Ha affrontato a viso aperto, attraverso strategie letterarie sottili e magari dissimulate, le tensioni, le scissioni, le contraddizioni del ‘900, a cominciare dalle “spaccature paranoiche” che attribuiva a se stesso. Ma ha anche rivendicato una “flessibilità intellettuale che non teme le contraddizioni, anzi le accetta come un ingrediente immancabile della vita”; ha operato dei cortocircuiti tra istanze d’ordine e curiosità trasgressive, ha vagheggiato la creazione di nuovi ibridi, non si è sottratto al rischio del mostruoso. Come ha scritto (rivendicato) egli stesso, l’impostazione scientifica della sua mente poteva convivere con l’attrazione per l’assurdo, l’amore dell’ordine naturale con il gusto di sovvertirlo con giochi combinatori, l’umanesimo con una “educata malvagità”. È nota la sua passione per gli ibridi. Tale si sentiva egli stesso:
Levi cerca la chiarezza non attraverso lenti approfondimenti o un’estenuata ricerca di sfumature, ma tramite uno scontro, una scintilla che scocca tra i due poli contrapposti dell’ossimoro. Pier Vincenzo Mengaldo ha dimostrato in un saggio magistrale, vero caposaldo degli studi leviani, che è proprio l’ossimoro, la figura retorica degli opposti e dei conflitti, la chiave per comprendere l’atteggiamento con cui Levi guarda allo spettacolo di una realtà “affascinante e sinistra”, nelle contraddizioni sue e degli uomini. Ossimori a due o addirittura a tre elementi (“turbato, diffidente e commosso”; “un viso alacre, ridente e triste”) che rappresentano “il massimo omaggio che la razionalità di Levi, naturalmente chiara e distinta, e semplificatrice, abbia reso alla complessità ardua, al caos, alla contraddittorietà ed ambivalenza, irriducibili e conturbanti, che abitano tanta parte della realtà”.

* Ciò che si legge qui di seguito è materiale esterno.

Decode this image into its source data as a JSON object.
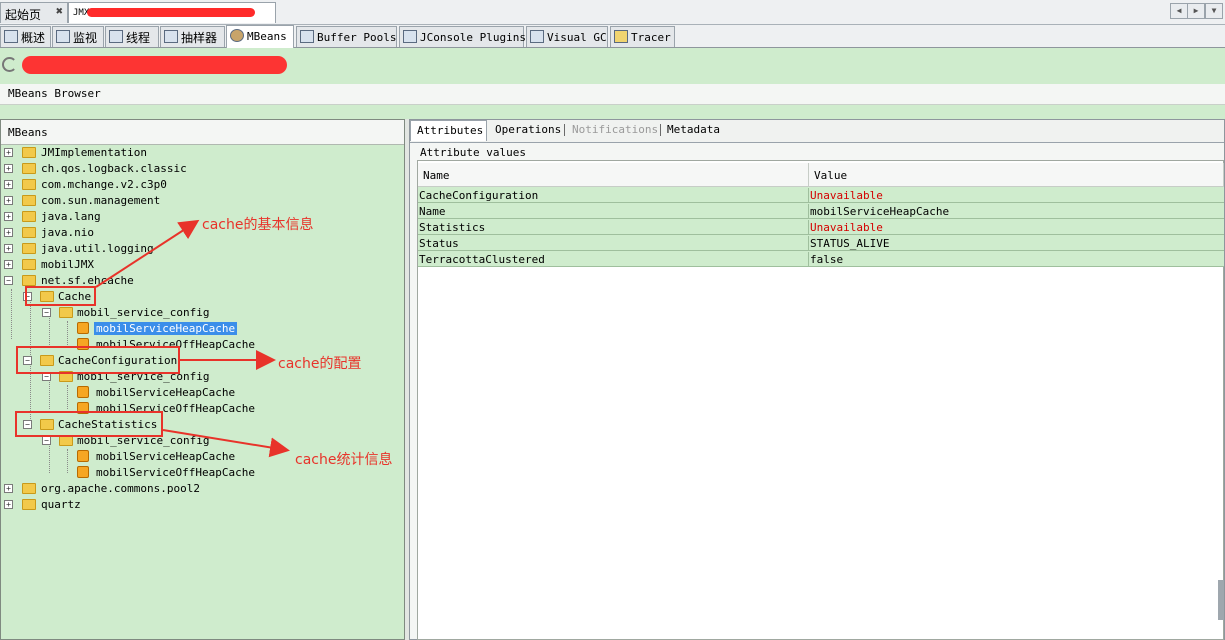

Levi è dunque venuto a insegnarci la diffidenza verso tutto quello che sembra facile, immediato, comprensibile. Per questo la sua non è un’archeologia, ma un laboratorio sempre aperto, affacciato sul futuro. Come il suo amico Calvino, pensa che dalla facilità vengono solo disastri. È abituato a muoversi in un ambiente ostile, difficile. Sa che la materia è ostile, opaca, ambigua, traditrice. L’universo è in preda a una feroce instabilità permanente. I mattoni costitutivi della materia sono governati dall’asimmetria: il tema della sua tesi di laurea ritorna ossessivamente negli ultimi scritti.
Oggi più che mai abbiamo bisogno di coltivare l’inquietudine, il disagio e la vigilanza. La partita è sempre aperta, il laboratorio non può permettersi di chiudere, mai. Per difendere quel poco che resta dell’umano, occorre continuare a ripensare e a riscrivere la propria storia, inseguire nuovi documenti, vagliare altre prove, organizzarle in nuove ipotesi interpretative. Italo Calvino ha scritto che un classico è un libro che non ha mai finito di dire quel che ha dire. Ebbene, la nostra comprensione di quel classico contemporaneo che è Primo Levi, patrimonio dell’umanità, è appena cominciata.